Where it would get tricky to me is if there was some consideration of active pressure/displacement of the wall. But as I read your post (and look at the pic) I would think that would not be a consideration as the wall looks like it has been there for a while (before the fence was placed). So the wall has done everything it's going to do already.

 

[hokie66]

Dead load of fence is probably inconsequential, but you can include it as a bolt shear load if you want. Vandalism, well that might occur no matter how strong you make the connections.

So to me, that leaves wind. I would just apply the wind pressure, find the moment about the bottom bolts, and resist with the bolt couple. Sum of forces must be zero, and sum of moments about bottom bolts is also zero. Typical cantilever situation.

 

[atrizzy]

Agreed with what hokie66 said. Do the calculation for an orthogonal wind load, as well as a 45 degree wind load, in both directions, and you're in business.

 

[mitch0816]

Looks pretty straight forward to me. (If all you are after is reactions.) Cantilever any lateral loads to the edge of the bolt group. Then figure your reactions. You've got 4 bolts per post, but I would only consider the ones that would go into shear from a lateral load as effective to resist it. (In effect, just 2 bolts.

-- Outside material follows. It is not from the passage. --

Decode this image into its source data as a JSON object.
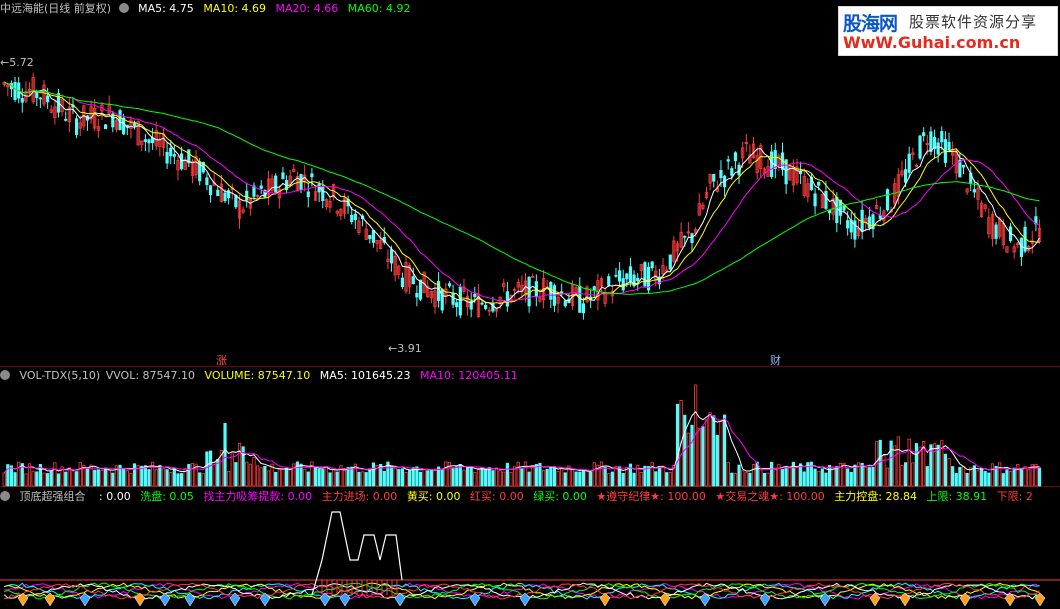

The bolts on the other side probably wouldn't bend the connection plate until those other 2 had engaged in shear.)

Is this assuming a corner connection? Would the approach for a section bolted directly to the face of the wall be different?

Dead load of fence is probably inconsequential, but you can include it as a bolt shear load if you want. Vandalism, well that might occur no matter how strong you make the connections.

I agree, the dead load and vandal load (effectively the weight of someone climbing the fence) are fairly inconsequential as you said as the shear strength of the bolts is far greater than the applied loads, i just mentioned them for the purpose completeness. The critical thing will be the pull-out of bolts from the wall.

So to me, that leaves wind. I would just apply the wind pressure, find the moment about the bottom bolts, and resist with the bolt couple. Sum of forces must be zero, and sum of moments about bottom bolts is also zero. Typical cantilever situation.

Agreed with what hokie66 said. Do the calculation for an orthogonal wind load, as well as a 45 degree wind load, in both directions, and you're in business.

Okay excellent, this is the approach I have taken. Would you treat the bolt couples as hinge connections in this case? I assume so as you have said to take sum of moments around bolts as zero. Just wanting to clarify this is appropriate?

 

[hokie66]

Yes, they are hinged supports.

 

[WARose]

Is this assuming a corner connection?

Yep.

Would the approach for a section bolted directly to the face of the wall be different?

Yes. I'd use all 4 in that case.

 

[ACtrafficengr]

Is that a walkway behind the fence? Would handrail loads (50#/lf / 200# point load, or equivalent if not in the US) need to be applied?